The northwest corner of Newport Ridge Park is near enough to a
former landfill that resident leaders and local officials were
worried that methane gas or other environmental problems could
threaten plans to build a $7-million community center there.
“It’s so close to the landfill, there was great uncertainty as to
how far the refuse footprint went under Newport Ridge Park, and
apparently there’s none at all,” Assistant City Manager Dave Kiff
said.
A second-choice location for the community center in the Newport
Coast Park project was shot down by the Irvine Co. last week. The
community center would take up needed space for playing fields and
would violate terms of a lawsuit settlement that protects migrating
animal species from the effects of night lighting, a company
representative told local leaders. The park will be built near the
top of Ridge Park Road.
Instead, the Irvine Co. suggested a 2.5-acre parcel about a
quarter mile north of the intersection of Newport Coast Drive and San
Joaquin Hills Road.
“It makes good sense,” said Jim McGee, chairman of the Newport
Coast Advisory Committee, which is steering efforts to build the
community center.

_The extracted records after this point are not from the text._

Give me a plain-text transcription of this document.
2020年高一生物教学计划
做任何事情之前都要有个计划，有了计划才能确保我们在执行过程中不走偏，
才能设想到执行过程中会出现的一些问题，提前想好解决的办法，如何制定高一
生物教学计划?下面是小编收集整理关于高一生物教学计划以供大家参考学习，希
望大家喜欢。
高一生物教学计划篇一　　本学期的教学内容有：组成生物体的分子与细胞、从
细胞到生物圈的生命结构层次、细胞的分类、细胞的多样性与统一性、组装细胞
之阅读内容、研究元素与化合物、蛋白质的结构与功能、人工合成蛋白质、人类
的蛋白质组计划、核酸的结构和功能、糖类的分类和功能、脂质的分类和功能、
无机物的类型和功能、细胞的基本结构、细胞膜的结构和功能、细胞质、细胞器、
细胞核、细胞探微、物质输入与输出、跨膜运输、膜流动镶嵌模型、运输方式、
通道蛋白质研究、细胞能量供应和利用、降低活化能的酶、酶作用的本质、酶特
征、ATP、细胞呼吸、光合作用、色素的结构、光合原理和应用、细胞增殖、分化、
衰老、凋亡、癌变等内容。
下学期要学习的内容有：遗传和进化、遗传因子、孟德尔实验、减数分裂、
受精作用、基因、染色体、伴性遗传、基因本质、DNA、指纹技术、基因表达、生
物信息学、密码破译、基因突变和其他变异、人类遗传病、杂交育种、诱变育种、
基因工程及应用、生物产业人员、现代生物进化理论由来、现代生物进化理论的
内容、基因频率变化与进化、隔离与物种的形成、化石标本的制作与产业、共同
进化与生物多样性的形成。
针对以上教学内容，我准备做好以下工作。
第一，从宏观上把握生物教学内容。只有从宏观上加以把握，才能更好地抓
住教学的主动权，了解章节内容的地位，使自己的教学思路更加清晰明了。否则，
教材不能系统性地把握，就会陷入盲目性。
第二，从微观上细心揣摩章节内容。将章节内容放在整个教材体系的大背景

McGee said that the committee has abandoned the
Newport Coast Park site in favor of this parcel as their
second-choice location.
The next steps are to select an architect to draw up initial site
plans and to revisit whether residents want a community center at
all.
“The preliminary opinions that we received approximately a year
and a half ago were that most people that responded to a survey were
in favor of the concept of a community center,” McGee said. “We’re
going to test public opinion again and, assuming that public opinion
has not significantly changed, we’ll be asking what types of
amenities people want at a community center.”
The favored site in Newport Ridge Park is owned by the Newport
Ridge Community Assn. Residents who support a community center hope
that, by emphasizing the benefits to the association and its
homeowners, they can persuade the association to donate the land.